Post by Arlon10 on May 9, 2020 19:40:46 GMT
When you speak of the condition "in infinity" it is important to remember there is no such place. Infinity never becomes a quantity in any place. It is best to consider which are and which are not quantities. Infinity is better understood as an "ongoing process" than a quantity.
While the assumption of a quantity is not particularly hazardous in this specific instance, it is generally wise to avoid algebraic manipulations involving expressions that are not quantities.
Since the use of digital calculators became commonplace it is not unusual to find endeavors that "equate" any digital representative with more accurate notation arbitrarily. Casio has some interesting and inexpensive calculators that can use various modes of expressions.

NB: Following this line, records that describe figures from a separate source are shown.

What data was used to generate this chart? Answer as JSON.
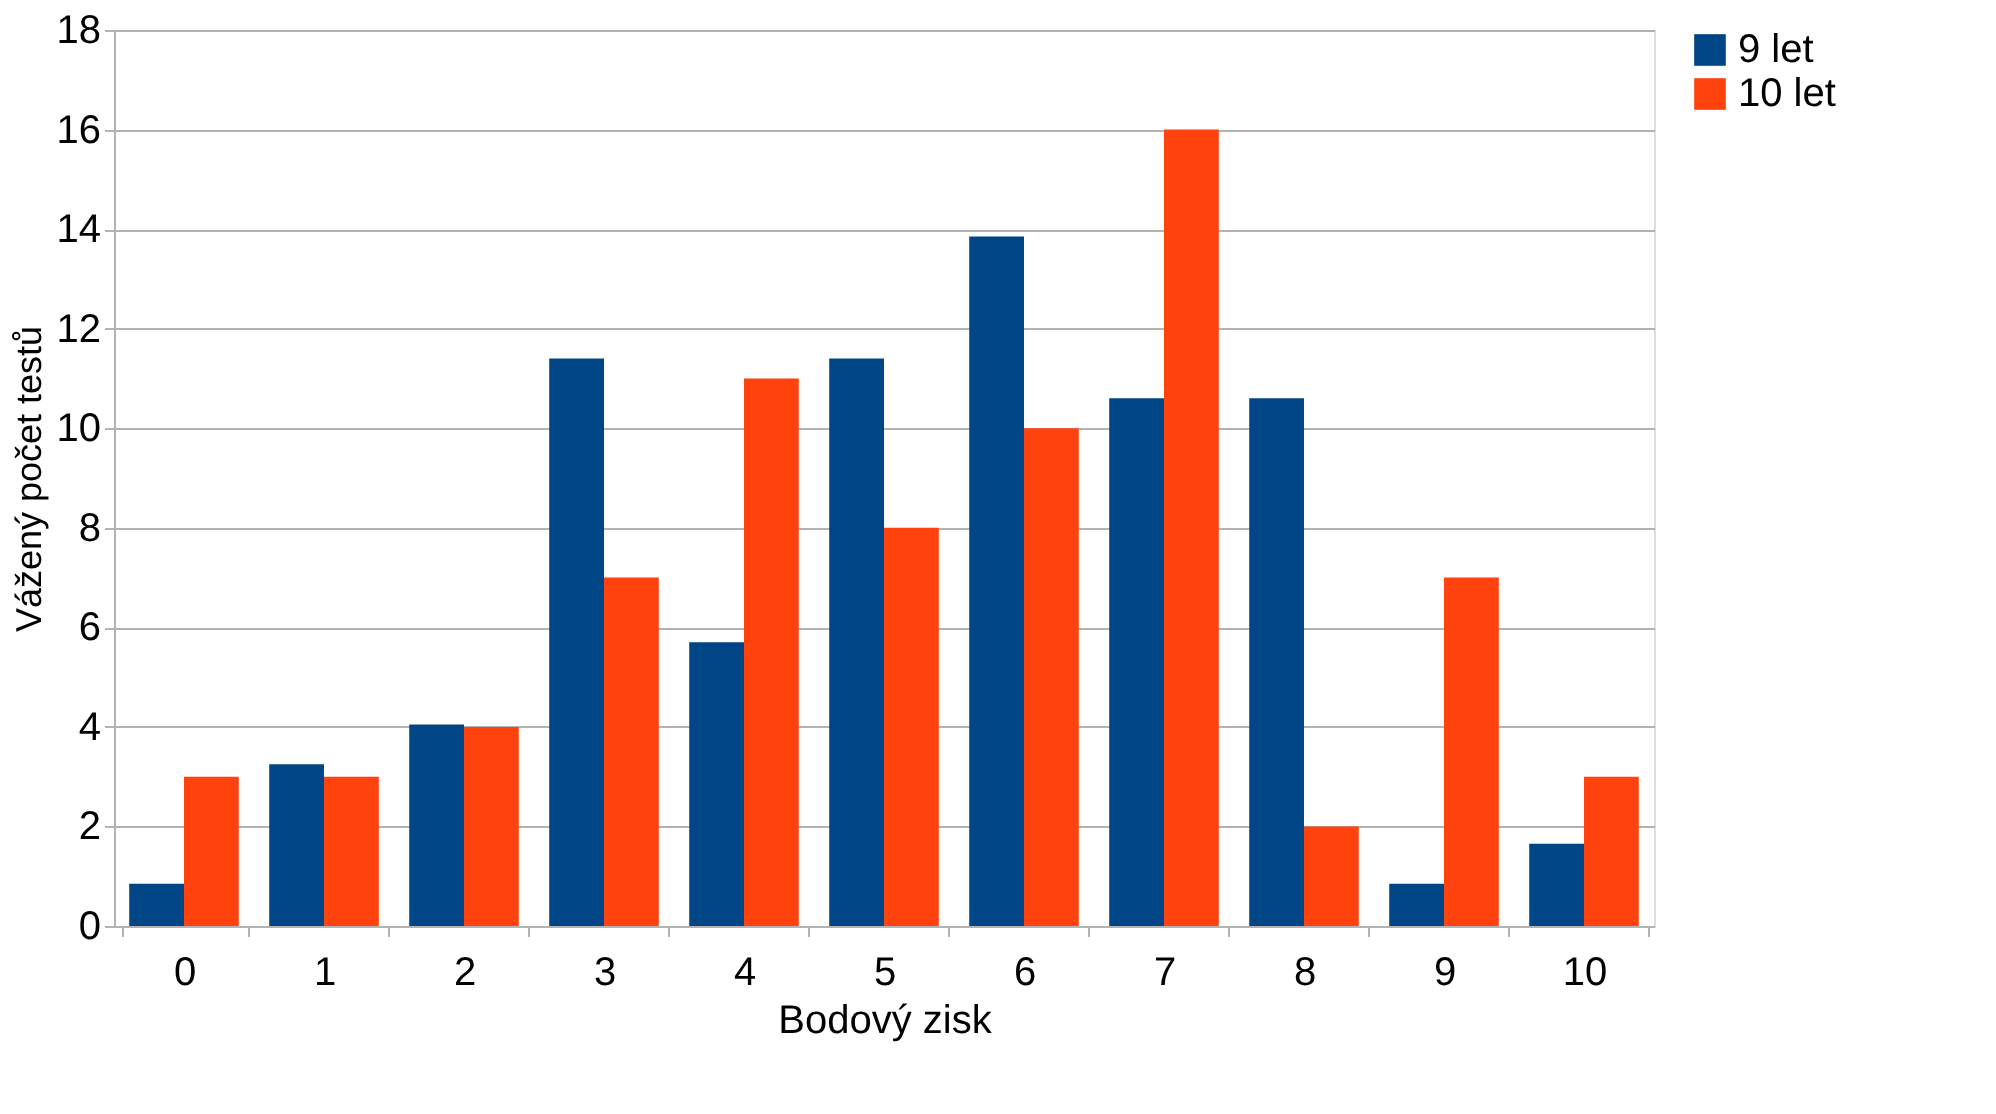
{
  "chart_data": {
    "type": "bar",
    "xlabel": "Bodový zisk",
    "ylabel": "Vážený počet testů",
    "categories": [
      "0",
      "1",
      "2",
      "3",
      "4",
      "5",
      "6",
      "7",
      "8",
      "9",
      "10"
    ],
    "series": [
      {
        "name": "9 let",
        "color": "#004586",
        "values": [
          0.85,
          3.25,
          4.05,
          11.4,
          5.7,
          11.4,
          13.85,
          10.6,
          10.6,
          0.85,
          1.65
        ]
      },
      {
        "name": "10 let",
        "color": "#ff420e",
        "values": [
          3,
          3,
          4,
          7,
          11,
          8,
          10,
          16,
          2,
          7,
          3
        ]
      }
    ],
    "ylim": [
      0,
      18
    ],
    "yticks": [
      0,
      2,
      4,
      6,
      8,
      10,
      12,
      14,
      16,
      18
    ],
    "grid": "y",
    "legend": "right"
  }
}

Interestingly, history is full of examples of discomfort with the idea of certain numbers. In the middle ages and perhaps later, negative numbers were often avoided in mathematical calculations, until it was realized that they were quite handy for intermediate results.
The Ancient Greeks were famously uncomfortable with irrational numbers like sqrt(2) because they believed that all numbers should be expressible as a fraction (a ratio of two whole numbers). Even our use of "rational" and "irrational" when applied to thinking reflects this history. This inconvenient truth was apparently so disturbing to the Ancient Greeks that it hampered their development of algebra (they focused on geometry instead).
That is unless they studied calculus which uses the correct terminology of "limit" I noted earlier.
The problem remains which are quantities and which are not. The expression 1/7 is an exact quantity. It's decimal representation is an ongoing division without end. Since it is a repeating chain of digits "142857" the temptation is to assume there is an "arrival" at some quantity once the repeating pattern is known. It can be important to remember that the division never ends though. The expression 1/8 is likewise an exact quantity, however its decimal representation is not ongoing. The division yields an exact quantity of 0.125 because that division is completed at that point. Since calculators often use 8 to 15 digits and truncate the rest, the error caused by decimal representations that are not quantities are not very far off the mark. Remember the radius of a proton. The errors can accumulate in extended calculations though.
Notice that even though 1/7 can be expressed as a fraction of integers and its decimal representation is periodic, it will still accumulate errors in extended calculations that depend on decimal representations.